No. SaliencyLab sits upstream of validation. We diagnose perception risk before spend, attention, brand impact, proposition clarity, so teams can fix the creative before lift, recall, or sales studies are commissioned. The right workflow is: SaliencyLab first to triage, then escalate into deeper research only on the surviving routes.
What does SaliencyLab actually predict?
Public engagement (likes, shares, comments) and click-intent (CTR percentile) on TikTok, with separate calibrated scores. Held-out OOS Spearman ρ of +0.30–0.32 across TikTok engagement, TikTok CTR, and YouTube view counts, cross-validated on 1,200+ ads with public outcome data. Meta-Feed scoring is directional defaults today, we will only graduate it to held-out validated once we have enough cohort data.
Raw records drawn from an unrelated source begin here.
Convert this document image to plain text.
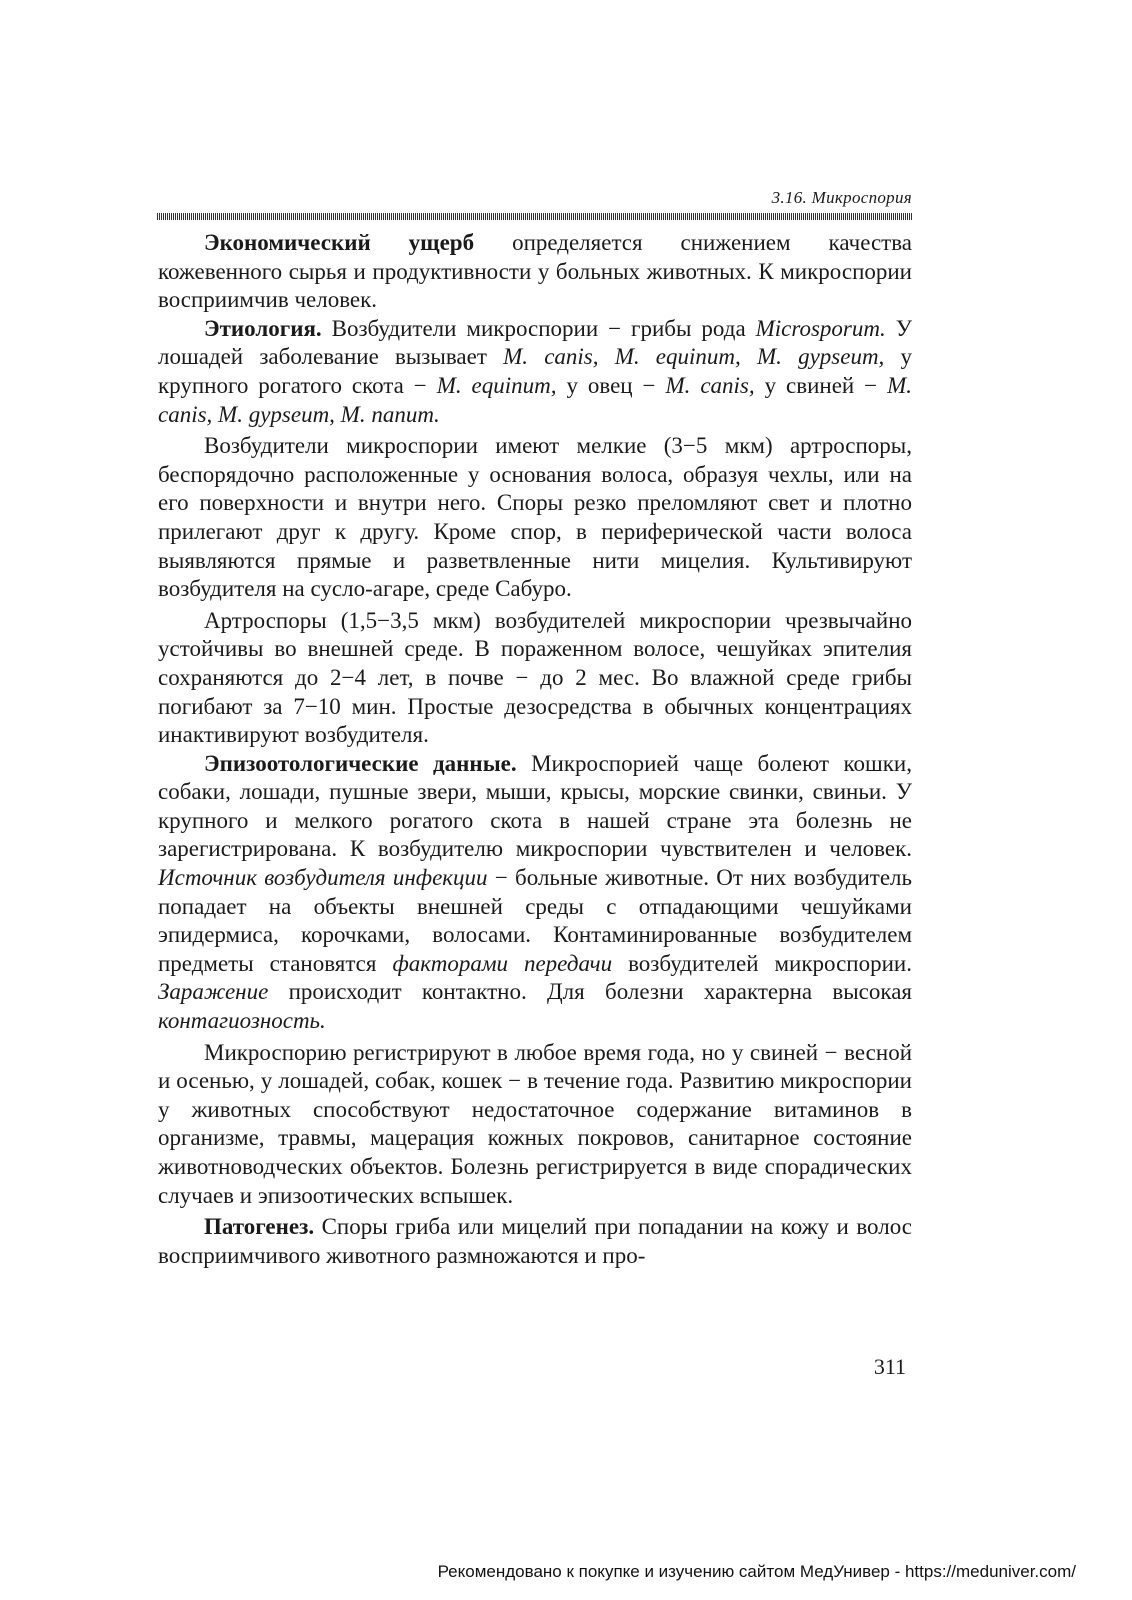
3.16. Микроспория

Экономический ущерб определяется снижением качества кожевенного сырья и продуктивности у больных животных. К микроспории восприимчив человек.

Этиология. Возбудители микроспории − грибы рода Microsporum. У лошадей заболевание вызывает M. canis, M. equinum, M. gypseum, у крупного рогатого скота − M. equinum, у овец − M. canis, у свиней − M. canis, M. gypseum, M. nanum.

Возбудители микроспории имеют мелкие (3−5 мкм) артроспоры, беспорядочно расположенные у основания волоса, образуя чехлы, или на его поверхности и внутри него. Споры резко преломляют свет и плотно прилегают друг к другу. Кроме спор, в периферической части волоса выявляются прямые и разветвленные нити мицелия. Культивируют возбудителя на сусло-агаре, среде Сабуро.

Артроспоры (1,5−3,5 мкм) возбудителей микроспории чрезвычайно устойчивы во внешней среде. В пораженном волосе, чешуйках эпителия сохраняются до 2−4 лет, в почве − до 2 мес. Во влажной среде грибы погибают за 7−10 мин. Простые дезосредства в обычных концентрациях инактивируют возбудителя.

Эпизоотологические данные. Микроспорией чаще болеют кошки, собаки, лошади, пушные звери, мыши, крысы, морские свинки, свиньи. У крупного и мелкого рогатого скота в нашей стране эта болезнь не зарегистрирована. К возбудителю микроспории чувствителен и человек. Источник возбудителя инфекции − больные животные. От них возбудитель попадает на объекты внешней среды с отпадающими чешуйками эпидермиса, корочками, волосами. Контаминированные возбудителем предметы становятся факторами передачи возбудителей микроспории. Заражение происходит контактно. Для болезни характерна высокая контагиозность.

Микроспорию регистрируют в любое время года, но у свиней − весной и осенью, у лошадей, собак, кошек − в течение года. Развитию микроспории у животных способствуют недостаточное содержание витаминов в организме, травмы, мацерация кожных покровов, санитарное состояние животноводческих объектов. Болезнь регистрируется в виде спорадических случаев и эпизоотических вспышек.

Патогенез. Споры гриба или мицелий при попадании на кожу и волос восприимчивого животного размножаются и про-

311
Рекомендовано к покупке и изучению сайтом МедУнивер - https://meduniver.com/
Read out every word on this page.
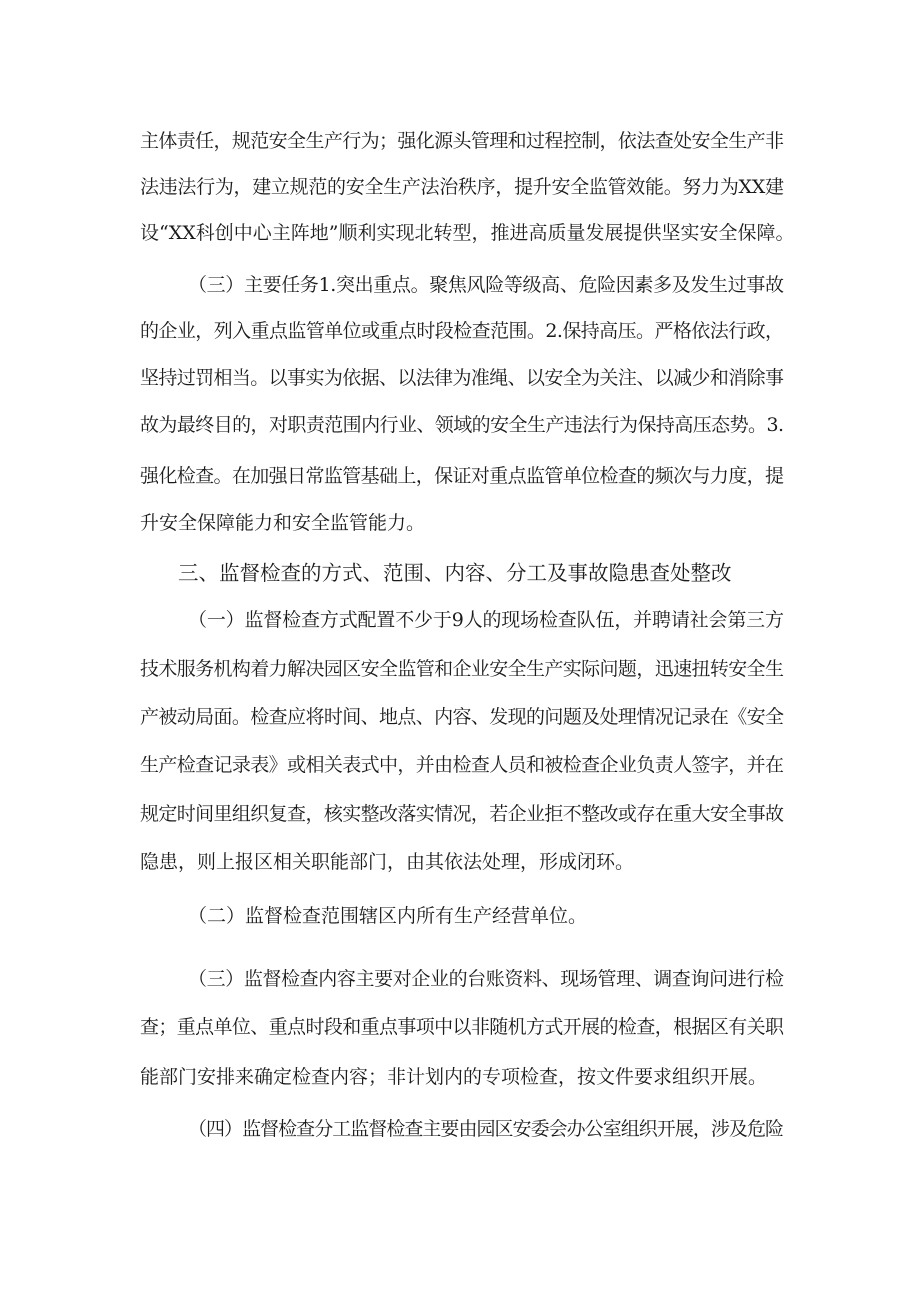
主体责任，规范安全生产行为；强化源头管理和过程控制，依法查处安全生产非
法违法行为，建立规范的安全生产法治秩序，提升安全监管效能。努力为XX建
设“XX科创中心主阵地”顺利实现北转型，推进高质量发展提供坚实安全保障。
（三）主要任务1.突出重点。聚焦风险等级高、危险因素多及发生过事故
的企业，列入重点监管单位或重点时段检查范围。2.保持高压。严格依法行政，
坚持过罚相当。以事实为依据、以法律为准绳、以安全为关注、以减少和消除事
故为最终目的，对职责范围内行业、领域的安全生产违法行为保持高压态势。3.
强化检查。在加强日常监管基础上，保证对重点监管单位检查的频次与力度，提
升安全保障能力和安全监管能力。
三、监督检查的方式、范围、内容、分工及事故隐患查处整改
（一）监督检查方式配置不少于9人的现场检查队伍，并聘请社会第三方
技术服务机构着力解决园区安全监管和企业安全生产实际问题，迅速扭转安全生
产被动局面。检查应将时间、地点、内容、发现的问题及处理情况记录在《安全
生产检查记录表》或相关表式中，并由检查人员和被检查企业负责人签字，并在
规定时间里组织复查，核实整改落实情况，若企业拒不整改或存在重大安全事故
隐患，则上报区相关职能部门，由其依法处理，形成闭环。
（二）监督检查范围辖区内所有生产经营单位。
（三）监督检查内容主要对企业的台账资料、现场管理、调查询问进行检
查；重点单位、重点时段和重点事项中以非随机方式开展的检查，根据区有关职
能部门安排来确定检查内容；非计划内的专项检查，按文件要求组织开展。
（四）监督检查分工监督检查主要由园区安委会办公室组织开展，涉及危险
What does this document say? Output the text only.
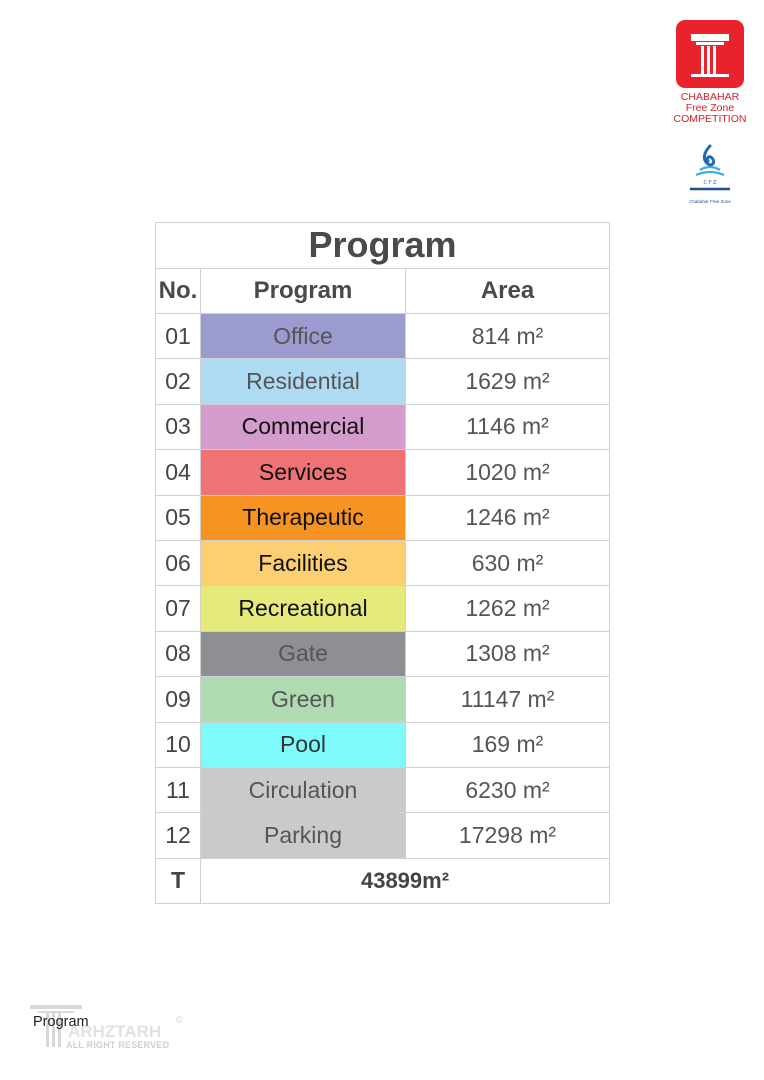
CHABAHAR
Free Zone
COMPETITION
C F Z
Chabahar Free Zone
Program		
No.	Program	Area
01	Office	814 m²
02	Residential	1629 m²
03	Commercial	1146 m²
04	Services	1020 m²
05	Therapeutic	1246 m²
06	Facilities	630 m²
07	Recreational	1262 m²
08	Gate	1308 m²
09	Green	11147 m²
10	Pool	169 m²
11	Circulation	6230 m²
12	Parking	17298 m²
T	43899m²	
ARHZTARH
©
Program
ALL RIGHT RESERVED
Why don't you predict sales or ROAS?
Because those are downstream outcomes governed by media mix, pricing, distribution, seasonality, and brand equity, almost none of which the creative file can explain on its own. Anyone who claims a single-creative ROAS prediction is overclaiming. We predict the leading indicators that come before those, engagement and click-intent, and stay honest about the boundary.
How is this different from human panels or eye-tracking studies?
Human panels and eye-tracking measure real people. SaliencyLab predicts what is likely to happen based on a model trained against public outcome data. It is faster and cheaper by 2–3 orders of magnitude, but it is a prediction, not a measurement. Use SaliencyLab to filter; use panels to validate the surviving routes when the budget and decision weight justify it.
Why 90 seconds? What is the constraint?
Because anything slower falls outside the creative review loop. A 4-hour analysis becomes a thing you commission. A 90-second analysis becomes a thing you do in the meeting. The whole product is shaped around fitting inside the moment when the asset is still movable.
How do you keep the benchmark credible?
Manually curated. Every ad in the benchmark pool is tagged across 43 attributes (format, category, brand role, hook type, CTA, etc.), and we publish the validation methodology in /methodology. We do not scrape, we use official public transparency tools (Meta Ad Library, TikTok Creative Center, Google Ads Transparency). When you see a benchmark score under 100 ads, we show "Building, N ads" rather than pretending the sample is final.